Why must life seem so futile?  New Years alone?  It seemed like a good idea at the time.  Or at least it didn't seem important enough to worry about until it was too late.  So today I realized that I may be faced with spending New Years alone.  It seemed like an okay idea.  Sitting alone in my room reflecting on how far I've fallen in the past year.  Oh have I fallen.  Now, as the day approaches, little more than 24 hours till 2012, the thought fills me with dread.  I'm so sad right now.  I just want a little bit of validation.  I'm so angry, I just want some satisfaction.  I'm so ugh, I just want blah!  :-(

December 23, 2011

My Ankles

They hurt SO bad.  I know at 300+ pounds I'm bound to have ankle, knee, feet problems, but over the past week they have gotten worse and worse.  It takes so much effort just to stand up and when I get up, then most of the time I have to hold onto things or lean on walls just to walk around without wincing in pain.  I'm sick of it.  I'm afraid people that think I'm doing it for attention, but I promise you I'm not.  They actually hurt, and they haven't stopped hurting for a week and a half.  First it started with my left ankle, which is still the worst of it, but by over compensating, my right ankle is hurting now too.  I really hope this goes away at some point.

December 16, 2011

Finally an emotional snapshot!

Wow, I am so angry right now.  I wake up and my ankle hurts to bad I can barely put weight on it, so I ask my step-dad to make a stop at the store on his way back from taking his little girl to school to pick up cigarettes for me.  Of course the douche says no, even though he's making a special stop for his other little princess to pick up a tooth brush, and of course she didn't offer him anything to do it.  Then I say: "Why do we have to see those people tomorrow if we're gonna see them next week anyway?
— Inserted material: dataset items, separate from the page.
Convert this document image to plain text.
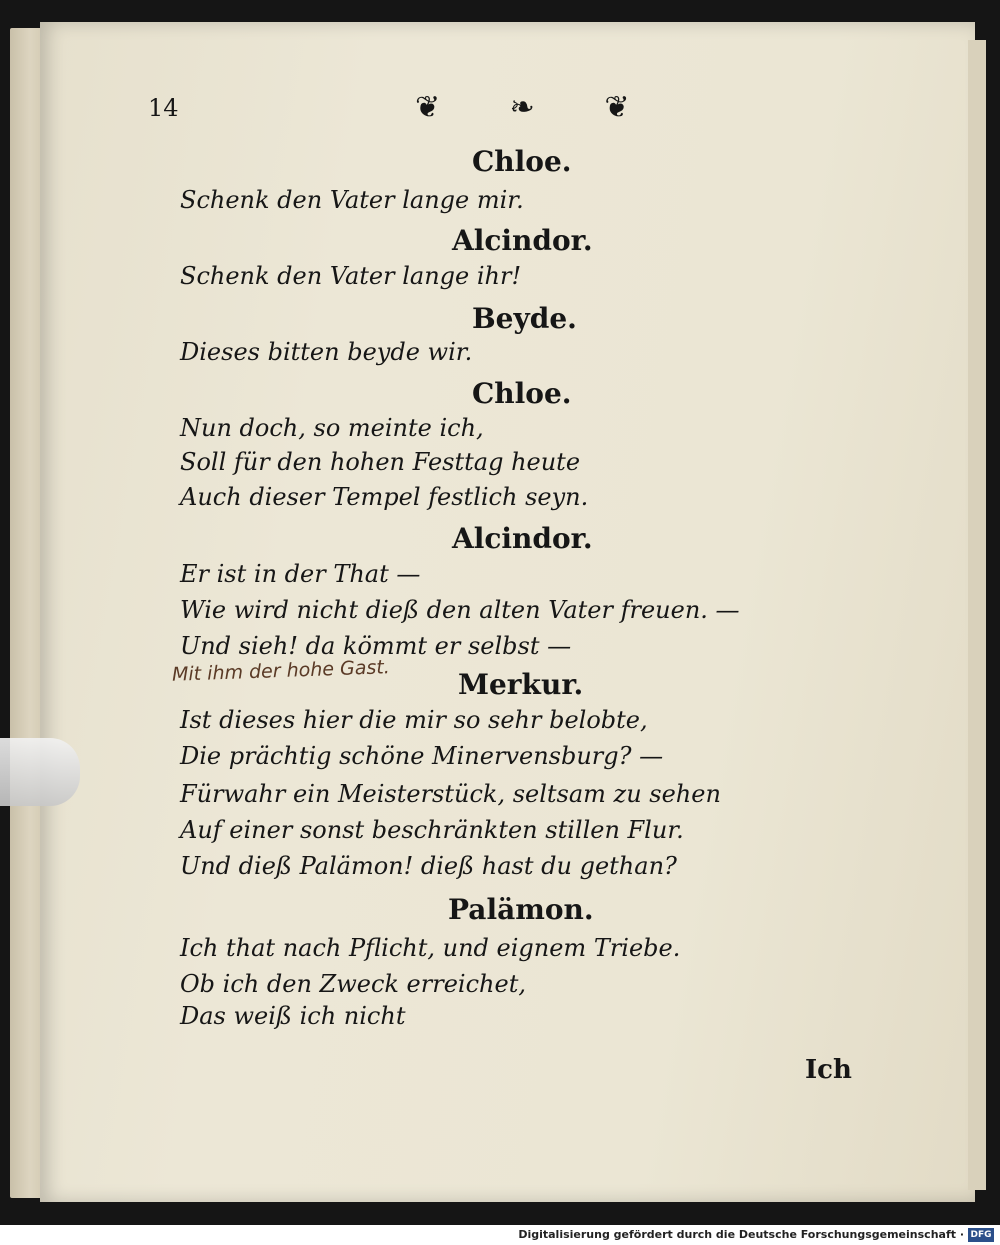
14	❦ ❧ ❦
Chloe.
Schenk den Vater lange mir.
Alcindor.
Schenk den Vater lange ihr!
Beyde.
Dieses bitten beyde wir.
Chloe.
Nun doch, so meinte ich,
Soll für den hohen Festtag heute
Auch dieser Tempel festlich seyn.
Alcindor.
Er ist in der That —
Wie wird nicht dieß den alten Vater freuen. —
Und sieh! da kömmt er selbst —
Mit ihm der hohe Gast. Merkur.
Ist dieses hier die mir so sehr belobte,
Die prächtig schöne Minervensburg? —
Fürwahr ein Meisterstück, seltsam zu sehen
Auf einer sonst beschränkten stillen Flur.
Und dieß Palämon! dieß hast du gethan?
Palämon.
Ich that nach Pflicht, und eignem Triebe.
Ob ich den Zweck erreichet,
Das weiß ich nicht
Ich
Digitalisierung gefördert durch die Deutsche Forschungsgemeinschaft · DFG
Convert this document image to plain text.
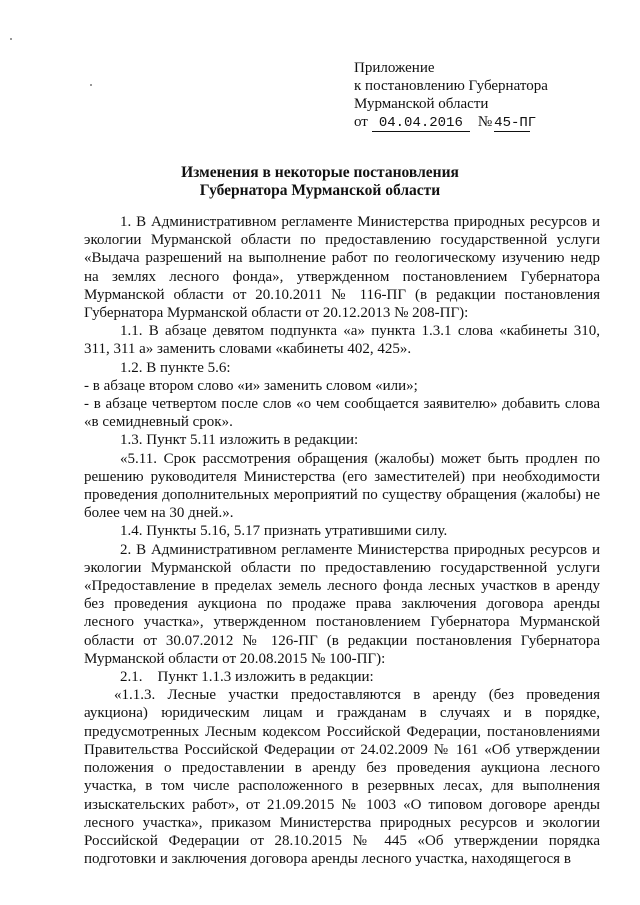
Приложение
к постановлению Губернатора
Мурманской области
от 04.04.2016 № 45-ПГ
Изменения в некоторые постановления
Губернатора Мурманской области

1. В Административном регламенте Министерства природных ресурсов и экологии Мурманской области по предоставлению государственной услуги «Выдача разрешений на выполнение работ по геологическому изучению недр на землях лесного фонда», утвержденном постановлением Губернатора Мурманской области от 20.10.2011 № 116-ПГ (в редакции постановления Губернатора Мурманской области от 20.12.2013 № 208-ПГ):

1.1. В абзаце девятом подпункта «а» пункта 1.3.1 слова «кабинеты 310, 311, 311 а» заменить словами «кабинеты 402, 425».

1.2. В пункте 5.6:

- в абзаце втором слово «и» заменить словом «или»;

- в абзаце четвертом после слов «о чем сообщается заявителю» добавить слова «в семидневный срок».

1.3. Пункт 5.11 изложить в редакции:

«5.11. Срок рассмотрения обращения (жалобы) может быть продлен по решению руководителя Министерства (его заместителей) при необходимости проведения дополнительных мероприятий по существу обращения (жалобы) не более чем на 30 дней.».

1.4. Пункты 5.16, 5.17 признать утратившими силу.

2. В Административном регламенте Министерства природных ресурсов и экологии Мурманской области по предоставлению государственной услуги «Предоставление в пределах земель лесного фонда лесных участков в аренду без проведения аукциона по продаже права заключения договора аренды лесного участка», утвержденном постановлением Губернатора Мурманской области от 30.07.2012 № 126-ПГ (в редакции постановления Губернатора Мурманской области от 20.08.2015 № 100-ПГ):

2.1.    Пункт 1.1.3 изложить в редакции:

«1.1.3. Лесные участки предоставляются в аренду (без проведения аукциона) юридическим лицам и гражданам в случаях и в порядке, предусмотренных Лесным кодексом Российской Федерации, постановлениями Правительства Российской Федерации от 24.02.2009 № 161 «Об утверждении положения о предоставлении в аренду без проведения аукциона лесного участка, в том числе расположенного в резервных лесах, для выполнения изыскательских работ», от 21.09.2015 № 1003 «О типовом договоре аренды лесного участка», приказом Министерства природных ресурсов и экологии Российской Федерации от 28.10.2015 № 445 «Об утверждении порядка подготовки и заключения договора аренды лесного участка, находящегося в
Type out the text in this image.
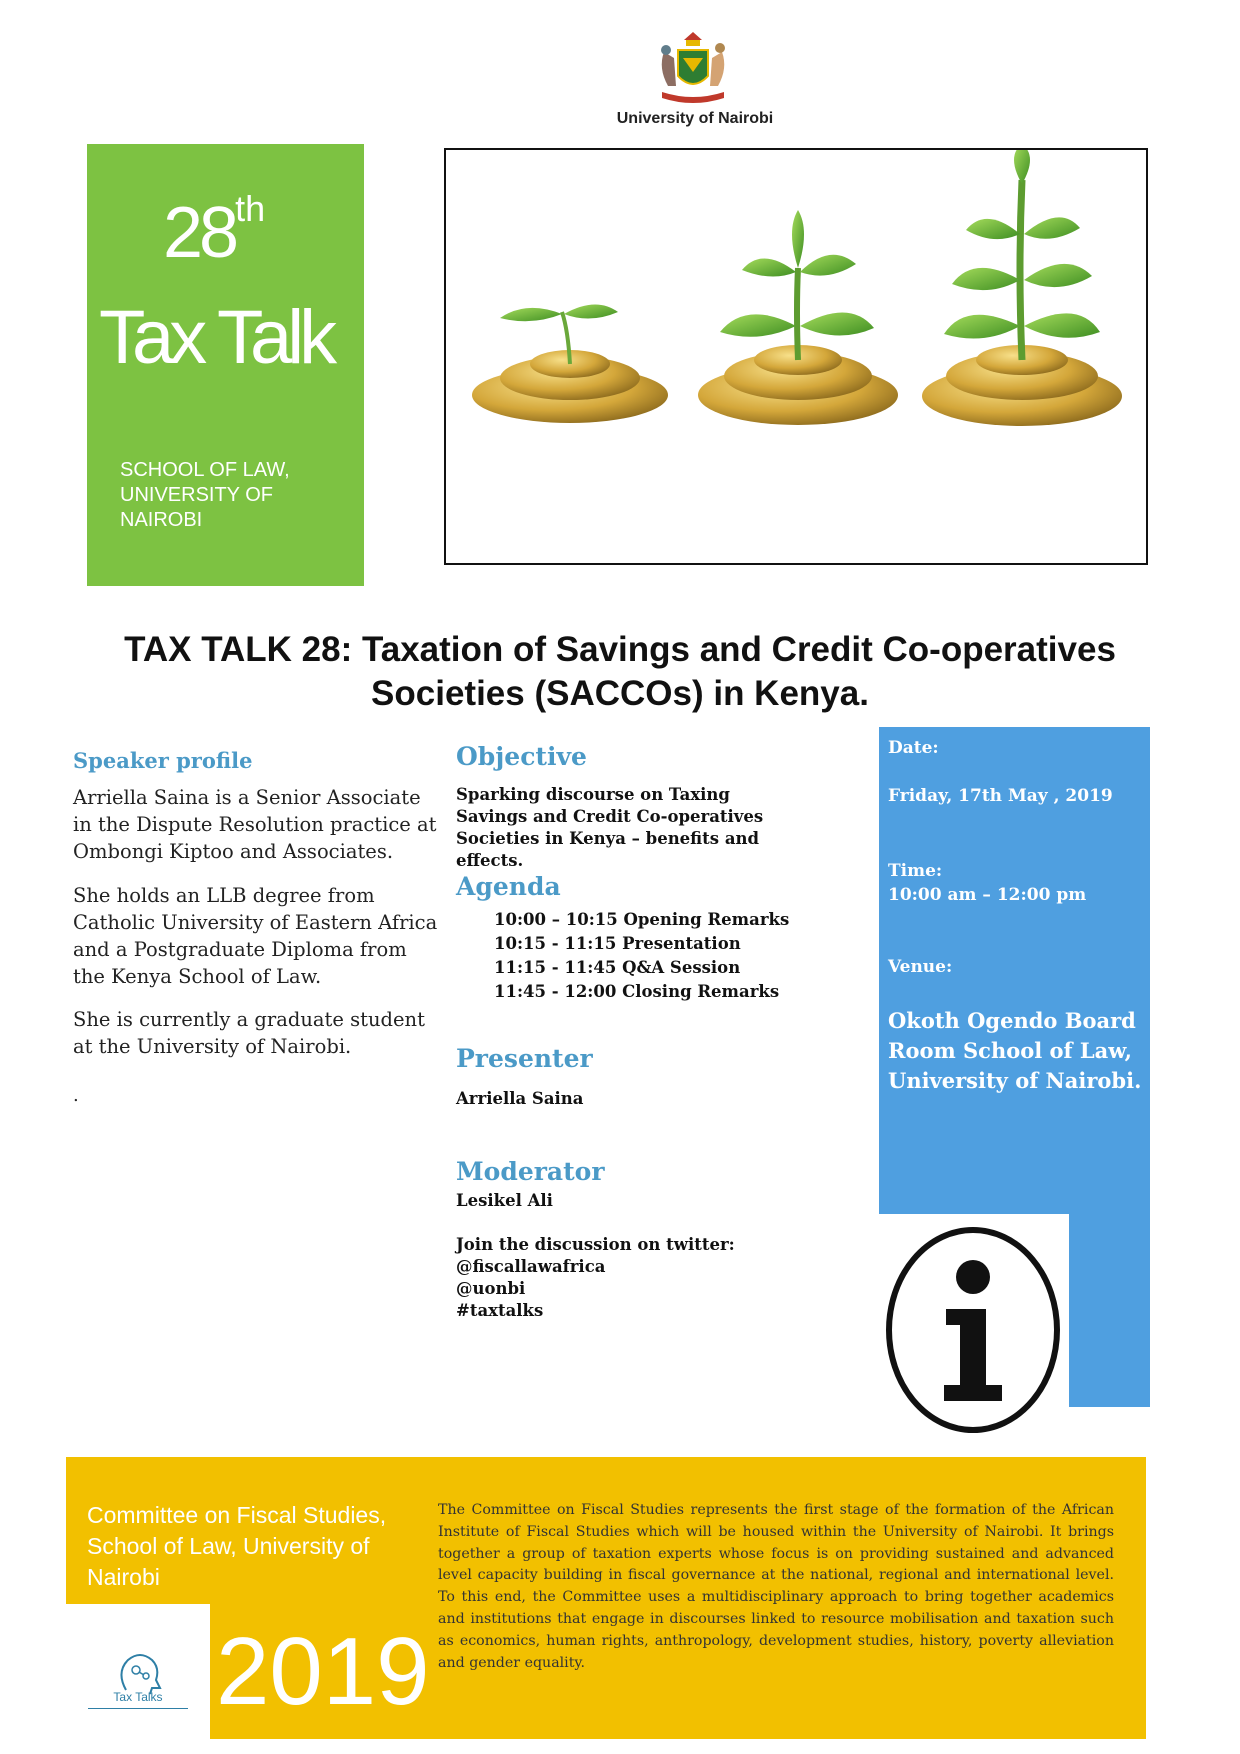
University of Nairobi
28th
Tax Talk
SCHOOL OF LAW, UNIVERSITY OF NAIROBI
TAX TALK 28: Taxation of Savings and Credit Co-operatives
Societies (SACCOs) in Kenya.
Speaker profile
Arriella Saina is a Senior Associate in the Dispute Resolution practice at Ombongi Kiptoo and Associates.
She holds an LLB degree from Catholic University of Eastern Africa and a Postgraduate Diploma from the Kenya School of Law.
She is currently a graduate student at the University of Nairobi.
.
Objective
Sparking discourse on Taxing Savings and Credit Co-operatives Societies in Kenya – benefits and effects.
Agenda
10:00 – 10:15 Opening Remarks
10:15 - 11:15 Presentation
11:15 - 11:45 Q&A Session
11:45 - 12:00 Closing Remarks
Presenter
Arriella Saina
Moderator
Lesikel Ali
Join the discussion on twitter:
@fiscallawafrica
@uonbi
#taxtalks
Date:
Friday, 17th May , 2019
Time:
10:00 am – 12:00 pm
Venue:
Okoth Ogendo Board Room School of Law, University of Nairobi.
Committee on Fiscal Studies, School of Law, University of Nairobi
2019
The Committee on Fiscal Studies represents the first stage of the formation of the African Institute of Fiscal Studies which will be housed within the University of Nairobi. It brings together a group of taxation experts whose focus is on providing sustained and advanced level capacity building in fiscal governance at the national, regional and international level. To this end, the Committee uses a multidisciplinary approach to bring together academics and institutions that engage in discourses linked to resource mobilisation and taxation such as economics, human rights, anthropology, development studies, history, poverty alleviation and gender equality.
Tax Talks
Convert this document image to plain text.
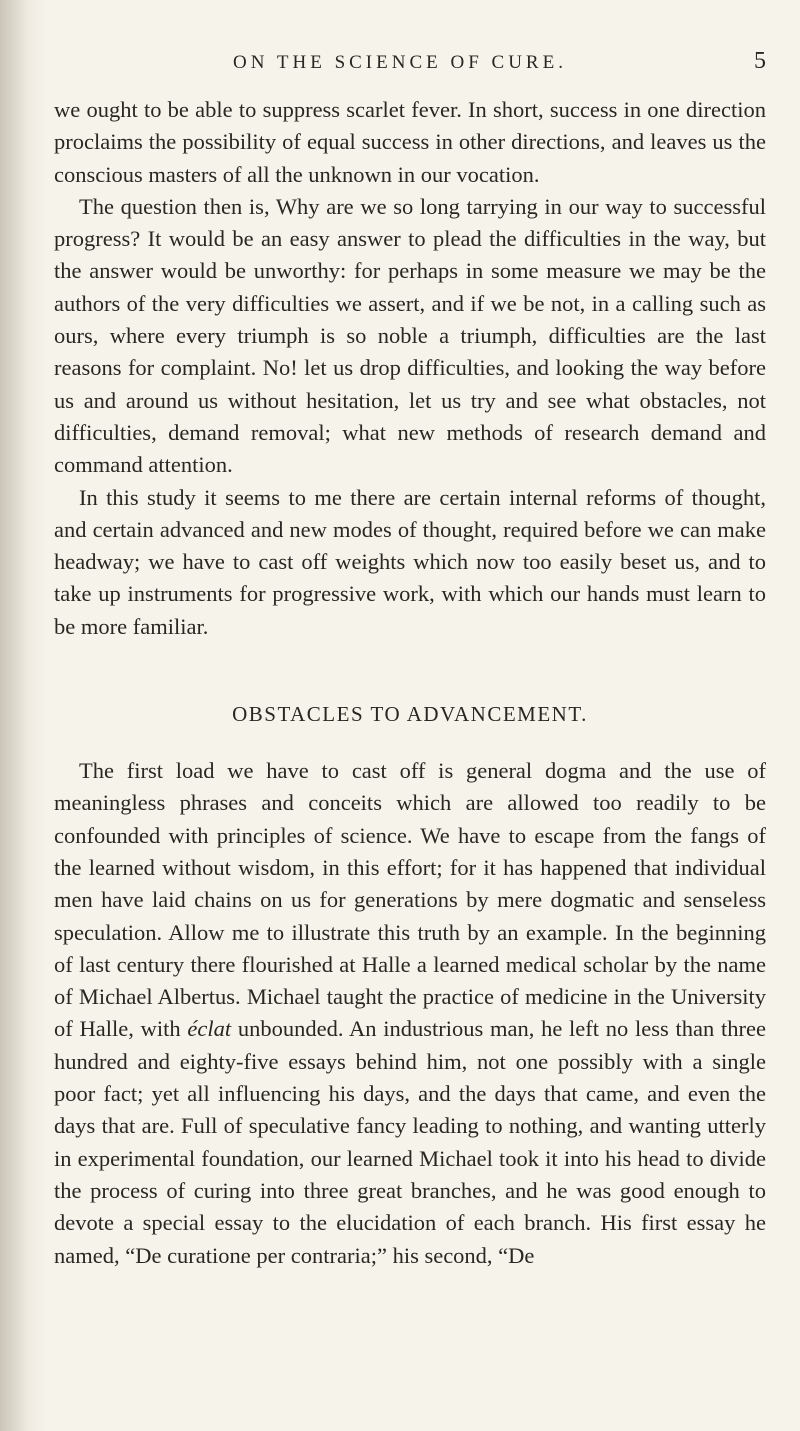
ON THE SCIENCE OF CURE.	5

we ought to be able to suppress scarlet fever. In short, success in one direction proclaims the possibility of equal success in other directions, and leaves us the conscious masters of all the unknown in our vocation.

The question then is, Why are we so long tarrying in our way to successful progress? It would be an easy answer to plead the difficulties in the way, but the answer would be unworthy: for perhaps in some measure we may be the authors of the very difficulties we assert, and if we be not, in a calling such as ours, where every triumph is so noble a triumph, difficulties are the last reasons for complaint. No! let us drop difficulties, and looking the way before us and around us without hesitation, let us try and see what obstacles, not difficulties, demand removal; what new methods of research demand and command attention.

In this study it seems to me there are certain internal reforms of thought, and certain advanced and new modes of thought, required before we can make headway; we have to cast off weights which now too easily beset us, and to take up instruments for progressive work, with which our hands must learn to be more familiar.

OBSTACLES TO ADVANCEMENT.

The first load we have to cast off is general dogma and the use of meaningless phrases and conceits which are allowed too readily to be confounded with principles of science. We have to escape from the fangs of the learned without wisdom, in this effort; for it has happened that individual men have laid chains on us for generations by mere dogmatic and senseless speculation. Allow me to illustrate this truth by an example. In the beginning of last century there flourished at Halle a learned medical scholar by the name of Michael Albertus. Michael taught the practice of medicine in the University of Halle, with éclat unbounded. An industrious man, he left no less than three hundred and eighty-five essays behind him, not one possibly with a single poor fact; yet all influencing his days, and the days that came, and even the days that are. Full of speculative fancy leading to nothing, and wanting utterly in experimental foundation, our learned Michael took it into his head to divide the process of curing into three great branches, and he was good enough to devote a special essay to the elucidation of each branch. His first essay he named, “De curatione per contraria;” his second, “De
Alas, I'm obligate." Referring to my sister's birthday party, and the other little princess says, "Then don't go, nobody wants you there anyway!" What a bitch!  I mean, is there any worse way to start the day than being told your family doesn't want to be around you?  I mean, fuck!  My douche for a step father won't stop at the store for me even though I'm crippled, and his little princess says nobody wants me at the family thing anyway.  What a great way to start the day!  To think, even though I was hurting by the time I made it to the stairs, I stopped to appreciate the sunrise and thought today was going to be a good day.  So much for that.  Fuck!  Seriously, I feed his fucking dog and take out his fucking trash when he's not here, and he can't make one stop for me?!?!?!  I knew my first impression of that asshole was right 20 years ago when I first met him, took me 20 years to confirm it.

December 15, 2011

Jamie!!!!

My Kiwi Angel, you're still alive and reading my rants, thank you!!! I can't tell you how much I appreciate your comments.  Plus, because of you I have a minor infatuation with your whole country.  I now know who the All Blacks are and I have an above average understanding of rugby.  Also, I know that New Zealand is in fact two islands . . . okay, really that's all I know, but still it's a lot more than most ignorant Americans.  Thanks again . . . :)

December 08, 2011

I know I shouldn't . . .

Sometimes living with my family is the best thing that ever happened to me.  There's no pressure to be anyone but myself and they have to love me for it.  Even when I make what to me seems like a huge mistake (spending part of my rent money on Video Poker) they still don't hate me?  What's up with that?  Still, this isn't good.  I love being part of the unit and feeling like a kid again.  I like the sense of structure and not wondering where my next meal is coming from.  I love knowing that no matter what, there will ALWAYS be dinner cooked for me every night.  It's making me irresponsible and immature.  Because I don't have to be responsible or mature.  Still, there is something that will never beat mom's cooking.  Even though at 26, I should have my own wife and kids and house and car and career.  I was on the track to have all of that, and then Assurant and specifically Kandi and Thor fired me and threw me to curb like five years of my life were nothing.  I would love to say that I'm done falling from that blow, but nope.  Over a year later, I'm still reeling.  Alas, I ramble.  At this moment, I am grateful for my family who forgives me when I can't forgive myself.  Now if only I can shake the lingering influences from that which I escaped.